The corner point that maximize the objective function is the Optimal Feasible Solution.

- There may be several optimal solutions. Examination of the slope of the objective function and the slopes of the constraints is useful in determining which is the optimal corner point.
- One or more of the constraints may be slack, which means it is not binding.
- Each constraint has an implicit price, the shadow price of the constraint.
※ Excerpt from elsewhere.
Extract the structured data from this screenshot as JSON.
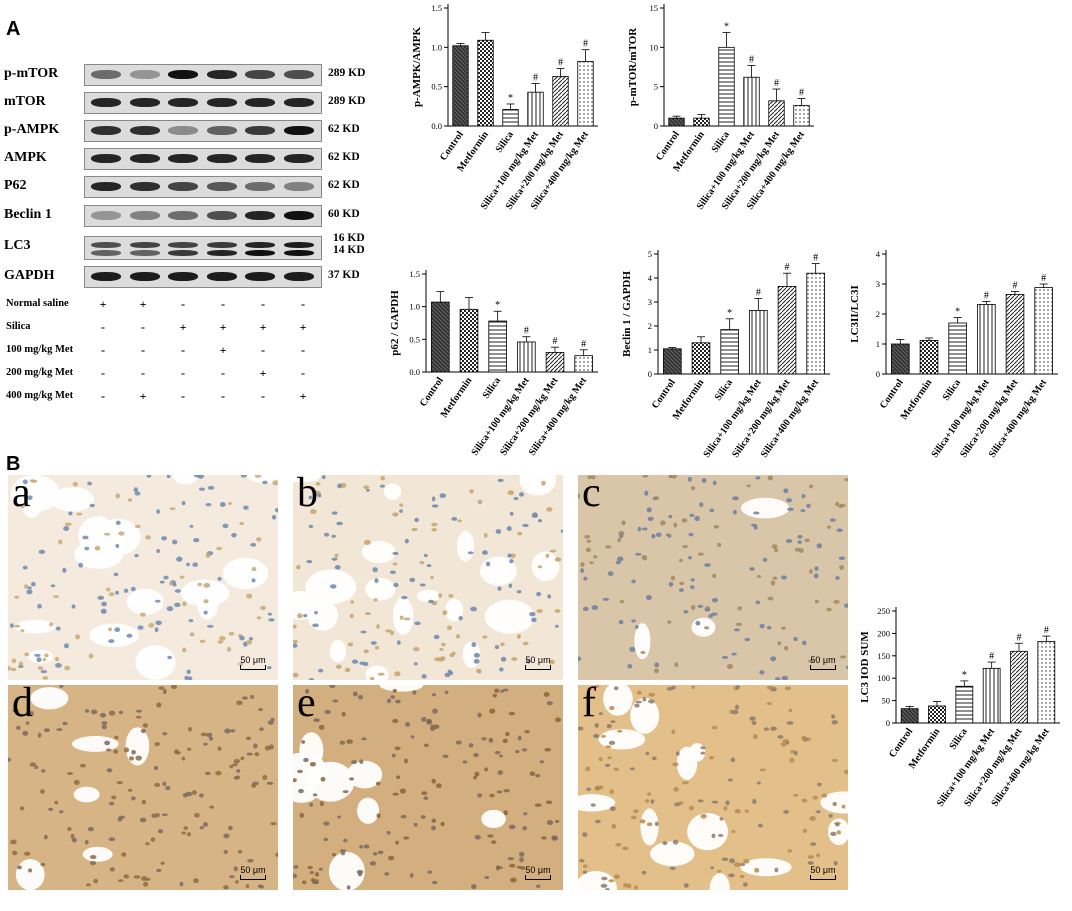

If a constraint is slack, its shadow price is zero.
- Each shadow price has much the same meaning as a Lagrangian multiplier.

The Dual Problem

- Each linear programming problem (the primal problem) has an associated dual problem.
- EXAMPLE: A maximization of profit objective function, subject to resource constraints has an associated dual problem
- The dual is a minimization of the total costs of the resources subject to constraints that the value of the resources used in producing one unit of each output be at least as great as the profit received from the sale of that output.

Duality Theorem

- THEOREM: the maximum value of the primal (profit max problem) equals the minimum value of the dual (cost minimization) problem.
- The resource constraints of the primal problem appear in the objective function of the dual problem

Primal:

Maximize p = P1·Q1 + P2·Q2 subject to:

c·Q1 + d·Q2<R1 The budget constraint, for example.

e·Q1 + f·Q2< R2 The machine scheduling time constraint.

where Q1 and Q2 > 0 Nonnegativity constraint.

Dual:

MinimizeC= R1·w1 + R2·w2 subject to:

c·W1 + e·W2>P1 Profit Contribution of Product 1

d·W1 + f·W2> P2 Profit Contribution of Product 2

where W1 and W2 > 0 Nonnegativity constraint.

Complexity and theMethod of Solution

- The solutions to primal and dual problems may be solved graphically, so long as this involves two dimensions.
- With many products, the solution involves the SIMPLEX algorithm, or software available in FOREPROFIT

Cost Minimization Problem Using Linear Programming

- Multi-plant firms want to produce with the lowest cost across their disparate facilities. Sometimes, the relative efficiencies of the different plants can be exploited to reduce costs.
- A firm may have two mines that produces different qualities of ore. The firm has output requirements in each ore quality.
- Scheduling of hours per week in each mine has the objective of minimizing cost, but achieving the required outputs.

If one mine is more efficient in all categories of ore, and is less costly to operate, the optimal solution may involve shutting one mine down.

- The dual of this problem involves the shadow prices of the ore constraints. It tells the implicit value of each quality of ore.

Capital Rationing Problem

- Financial decisions sometimes may be viewed as a linear programming problem.
- EXAMPLE: A financial officer may want to maximize the return on investments available, given a limited amount of money to invest.
- The usual problem in finance is to accept all projects with positive net present values, but sometimes the capital budgets are fixed or limited to create "capital rationing" among projects.

The solution involves determining what fraction of money allotted should be invested in each of the possible projects or investments.

- In some problems, projects cannot be broken into small parts.
- When this is the case, integer programming can be added to the problem.